By Ziba Balkhi
Shaima Rastagar thought she had found her life’s calling when she began teaching computer science to university students. The 26-year-old enjoyed the early morning starts to get to Balkh University in Mazar-e-Sharif. She had been a student herself at the university before graduating with a Computer Science degree.
But those days are now mere memories. Instead, she stems raisins for a meagre income to support a family of four – her mother, younger brother, and sister.
“It’s extremely exhausting. I get very tired and have headaches, but I have no choice. Earning money has become very difficult in these conditions,” she told Rukhshana Media.
“From the time I start work in the morning until 11:00PM in the evening, I make 100 afghanis (US$1.20), but there’s no other option [to earn an income]. With that, I can buy some onions and potatoes so that we don’t go hungry.”
The drastic change in Shaima’s life and outlook happened after the Taliban took power in Afghanistan and banned women from working in government and private institutions. It’s been almost three years since the ban and the desperate fallout continues to ripple through the country and its families.
“When I was [working] at the university, life was very good. I made around 6,000 afghanis a month (US$100). I also taught math to girls at a private school, and our living expenses were well covered. But since the university and schools were closed, I became unemployed and helpless. Life has become much harder,” Shaima said.
She appears outwardly calm and quiet, but her frequent grasping and cracking of knuckles reveals an inner restlessness.
After two years of stemming raisins, Shaima said the family still lives hand to mouth.
“I never imagined a day like this. I thought maybe I would progress day by day, but it turned out the opposite. Winter has come, and I don’t know where we will get fuel,” she said.
“We are also in debt for the rent and electricity bills. With stemming raisins, getting enough food to eat has become a real struggle.”

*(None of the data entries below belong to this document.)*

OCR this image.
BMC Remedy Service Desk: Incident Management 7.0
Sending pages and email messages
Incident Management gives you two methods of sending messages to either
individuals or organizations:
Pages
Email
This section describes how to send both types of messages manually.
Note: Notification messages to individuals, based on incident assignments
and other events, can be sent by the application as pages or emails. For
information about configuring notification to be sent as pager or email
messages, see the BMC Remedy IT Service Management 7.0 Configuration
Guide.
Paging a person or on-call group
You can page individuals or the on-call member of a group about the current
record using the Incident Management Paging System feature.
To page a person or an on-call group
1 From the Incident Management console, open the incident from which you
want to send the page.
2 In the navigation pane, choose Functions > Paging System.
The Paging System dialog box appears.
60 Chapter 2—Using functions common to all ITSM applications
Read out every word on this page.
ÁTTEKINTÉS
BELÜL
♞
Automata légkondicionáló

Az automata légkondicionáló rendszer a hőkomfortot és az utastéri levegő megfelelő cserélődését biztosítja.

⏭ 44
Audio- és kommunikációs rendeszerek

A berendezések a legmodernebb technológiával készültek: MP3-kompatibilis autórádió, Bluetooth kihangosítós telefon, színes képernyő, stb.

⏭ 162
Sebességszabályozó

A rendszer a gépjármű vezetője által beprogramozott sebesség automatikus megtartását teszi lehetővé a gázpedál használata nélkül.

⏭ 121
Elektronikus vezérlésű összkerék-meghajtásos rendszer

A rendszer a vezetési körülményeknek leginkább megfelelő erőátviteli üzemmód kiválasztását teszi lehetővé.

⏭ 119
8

Balkh is one of the key provinces in Afghanistan for dried fruit production, and raisins are among the most famous. Many women and girls have turned to manual labor after being cut off from academic or professional jobs by the Taliban.
In an old Mazar-e-Sharif courtyard with mud walls and rooms whose floors are covered with plastic carpets, about 20 women and girls are busy stemming raisins to clean the produce for large factories.
They come from various backgrounds, including schoolgirls and university students who have been forced to stay at home by the Taliban decrees, as well as women who are heads of households.
Nilab*, 35, works alongside her two daughters, aged 16 and 19, stemming raisins every day. Her daughters were in grades seven and nine when the Taliban closed the schools.
“For now, since schools are closed to girls, my daughters have no choice but to do this work so that we can gather a few bites of food together. Otherwise, I want my daughters to continue their education, go to university, find good jobs, and not have a life like mine. I wish the Taliban would reopen the schools and universities,” she said.
Nilab got married when she was just 14. She fears that her daughters will face the same fate as hers and be forced into early marriage and illiteracy.
“I didn’t get an education, and this is my situation now. I have no skills to do anything else; I didn’t go to university to find a good job. I don’t want my daughters to be illiterate like me and do this exhausting work.
“We all stem raisins every day, and it’s good. Day and night, this is our work. My husband has been in Iran for three years, working as a day laborer there.”
When the Taliban’s Ministry of Higher Education announced in December 2022 that women and girls could not continue their studies at public and private universities “until further notice,” Nargis* was a law and political science student at Balkh University.
The 23-year-old fell into the grip of depression during the days aimlessly stuck at home. She had aspired to become a prosecutor, but now that future was closed to her by Taliban decree.
She said she turned to stemming raisins to try and shake the depression.
“Staying at home in these conditions is painful. I constantly wonder what will happen to my future, what will happen to my education, what will happen to my life and dreams,” Nargis said.
“Thinking about all of these things increases my mental and emotional pressure, and my depression grew every day. To escape from depression and because I had no source of income, I decided to stem raisins.”
Now, instead of going to university every morning, she sits in a corner of her house and stems raisins until late at the evening.
“I work day and night so that I don’t have to think about anything else, and my entire focus is just on stemming.”
Nargis says that sometimes while working, when she remembers her lessons and the happy memories of her time at university, her heart fills with grief and pain.
Life before and after the Taliban is divided into “white and black” for 22-year-old Arifa.
The mother-of-one said even before the Taliban took power in Afghanistan, her life was already marked by the tragedy of an arranged marriage at the age of 15 when her husband made her leave school. However, she said her challenges, which had always been tied to poverty, have become even harder since the Taliban came to power.
She said that working long hours for only 30 afghanis per day is truly unfair.
“There are three of us at home. I’ve been stemming for two years now, because of unemployment. My husband is a day laborer,” she said.
“If he does find work, he earns only 200 Afghanis (around $3) for the whole week.”
Note*: Names are changed due to security reasons.